Ken Johnson, senior vice president at Pharmaceutical Research and Manufacturers of America, said Waxman's letter is "full of distortions and errors" (Chicago Tribune, 1/28).
Los Angeles Times: The Times on Monday examined how some beneficiaries are purchasing prescription drugs from Canada instead of enrolling in the Medicare drug benefit. According to the Times, such seniors "are not bothered by the idea of relying on prescriptions filled by foreign pharmacists," and "some say they prefer the ease of shopping by mail over schlepping to the drugstore" (Girion, Los Angeles Times, 1/30).
Los Angeles Times: The Times on Monday examined outreach efforts by My Medicare Matters, a collaboration of "governmental agencies, church groups and organizations for the elderly" that assists beneficiaries with the drug benefit (Hernandez, Los Angeles Times, 1/30).

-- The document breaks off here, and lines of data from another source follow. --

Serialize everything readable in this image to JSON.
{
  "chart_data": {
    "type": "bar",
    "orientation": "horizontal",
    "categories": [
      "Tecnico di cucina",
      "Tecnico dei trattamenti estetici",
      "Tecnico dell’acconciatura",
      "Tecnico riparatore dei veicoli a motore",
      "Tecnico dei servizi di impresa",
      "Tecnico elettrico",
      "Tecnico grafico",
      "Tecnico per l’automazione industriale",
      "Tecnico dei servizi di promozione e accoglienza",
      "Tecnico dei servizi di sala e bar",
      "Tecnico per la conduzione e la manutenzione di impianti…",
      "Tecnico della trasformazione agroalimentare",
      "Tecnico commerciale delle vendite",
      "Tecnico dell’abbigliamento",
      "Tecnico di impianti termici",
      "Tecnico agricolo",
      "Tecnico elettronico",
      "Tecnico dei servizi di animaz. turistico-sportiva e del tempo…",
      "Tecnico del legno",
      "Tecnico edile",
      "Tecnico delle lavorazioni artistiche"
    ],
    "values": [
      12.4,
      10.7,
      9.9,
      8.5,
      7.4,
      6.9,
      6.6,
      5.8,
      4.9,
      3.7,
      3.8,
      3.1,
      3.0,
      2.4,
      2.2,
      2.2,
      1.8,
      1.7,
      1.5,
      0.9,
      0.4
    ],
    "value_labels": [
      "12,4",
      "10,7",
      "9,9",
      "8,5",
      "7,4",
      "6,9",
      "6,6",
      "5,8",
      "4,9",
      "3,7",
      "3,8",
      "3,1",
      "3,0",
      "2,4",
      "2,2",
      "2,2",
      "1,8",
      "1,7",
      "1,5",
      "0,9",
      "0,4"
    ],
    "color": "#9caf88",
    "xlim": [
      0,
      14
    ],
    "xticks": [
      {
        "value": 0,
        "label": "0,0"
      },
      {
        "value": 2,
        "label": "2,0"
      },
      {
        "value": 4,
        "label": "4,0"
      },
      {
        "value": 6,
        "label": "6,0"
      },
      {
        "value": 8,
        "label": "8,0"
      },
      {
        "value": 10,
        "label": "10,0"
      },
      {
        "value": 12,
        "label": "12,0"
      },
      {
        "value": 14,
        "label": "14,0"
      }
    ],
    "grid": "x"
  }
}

Orlando Sentinel: The Sentinel on Sunday examined how "drug expenses will increase this year" under the drug benefit for "millions of seniors and disabled nationwide," even though the program was "billed as a money-saver." Officials at insurance companies offering Medicare drug plans say most beneficiaries will save under the drug benefit, but some beneficiaries say their costs were less before the program took effect, the Sentinel reports (Shelton, Orlando Sentinel, 1/29).
Richmond Times-Dispatch: The Times-Dispatch on Monday examined how the 25 aging agencies in Virginia "are turning to volunteers" to assist beneficiaries who are "baffled" by the drug benefit. The agencies have added volunteers to staff phone lines or assist beneficiaries at clinics (Booker, Richmond Times-Dispatch, 1/30).
- Sacramento Bee: The Bee on Saturday examined how some Medicare drug plans require physicians to receive prior authorization before prescribing some medications. According to the Bee, some physicians say they have become "overwhelmed by the red tape standing between them and their chronically ill seniors and disabled patients, causing delays for all patients to ripple through their practices" (Weaver Teichert, Sacramento Bee, 1/28).